A couple of weeks ago, on the sidelines of the newly revitalised Scottish Question, Carwyn Jones, the Labour leader in the Welsh Assembly made some remarks that have created some ripples in his own back yard:

Asked how Wales would fare if Scotland voted for independence, he said: “I think we need to start thinking about this now.

“It appears at the moment from the opinion polls that Scotland wouldn’t leave the UK, but how do we make the UK fit for purpose in the 21st Century?

“We have a political structure that’s from the 18th and 19th Centuries.”

He suggested there was scope to reform the Lords so its members are elected on the basis of equal representation between the UK nations.

David Jones in today’s South Wales Echo says that by co-opting nationalist ideas, the Labour leader is playing with nationalist fire:

Carwyn’s logic sees the Welsh, English and Northern Irish as very different peoples whose interests are so distinct they must have equally strong voices in an upper chamber. It is a way of thinking that, at the very least, you have to say has a nationalist flavour.

As a Welsh Labour leader he would almost certainly dispute my argument, and it may be he has positioned himself as a critic of the current structure of the UK simply to park his tanks on a prime bit of political real estate – rather than out of any personal belief.

It’s certainly true that his positioning has left Plaid Cymru in a mess.
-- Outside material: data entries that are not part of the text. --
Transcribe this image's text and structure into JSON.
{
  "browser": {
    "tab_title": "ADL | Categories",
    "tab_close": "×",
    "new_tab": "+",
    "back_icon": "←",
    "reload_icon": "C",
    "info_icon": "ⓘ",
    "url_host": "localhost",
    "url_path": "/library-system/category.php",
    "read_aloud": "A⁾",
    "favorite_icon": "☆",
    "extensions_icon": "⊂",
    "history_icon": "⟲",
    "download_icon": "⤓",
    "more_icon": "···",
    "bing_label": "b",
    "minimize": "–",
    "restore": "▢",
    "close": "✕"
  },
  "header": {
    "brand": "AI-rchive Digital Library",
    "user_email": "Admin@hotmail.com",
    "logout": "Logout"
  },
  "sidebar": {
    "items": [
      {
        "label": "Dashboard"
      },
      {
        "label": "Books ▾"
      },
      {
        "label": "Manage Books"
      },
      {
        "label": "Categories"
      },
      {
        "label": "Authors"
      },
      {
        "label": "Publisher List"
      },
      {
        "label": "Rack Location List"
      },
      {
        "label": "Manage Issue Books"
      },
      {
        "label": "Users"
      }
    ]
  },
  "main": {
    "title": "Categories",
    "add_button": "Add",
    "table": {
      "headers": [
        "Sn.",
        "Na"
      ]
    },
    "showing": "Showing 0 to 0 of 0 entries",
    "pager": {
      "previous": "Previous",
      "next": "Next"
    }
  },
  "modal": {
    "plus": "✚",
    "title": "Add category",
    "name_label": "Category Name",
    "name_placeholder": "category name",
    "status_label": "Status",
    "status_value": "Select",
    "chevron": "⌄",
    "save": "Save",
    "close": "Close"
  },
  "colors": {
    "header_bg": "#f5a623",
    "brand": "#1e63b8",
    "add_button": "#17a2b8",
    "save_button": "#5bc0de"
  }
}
With the “more devolution … let’s shake up the UK” position firmly taken by Welsh Labour, Plaid’s leadership contenders have been left in a destructive argument about independence that, polls clearly show, few people in Wales want.

And yet whatever the reason, Carwyn’s logic is divisive because it leads to a dead end – an upper chamber with equal numbers of Welsh, English and Northern Irish representatives could not work as it would not represent the rump of the UK as a whole, and would be unacceptable to the largest part of it, England.

Wales and Northern Ireland (with a combined population of fewer than 5m) would together have twice as many representatives as England’s 50m people. It would skew politics. A party of the left would dominate, the interests of the bulk of people in the UK would not be represented.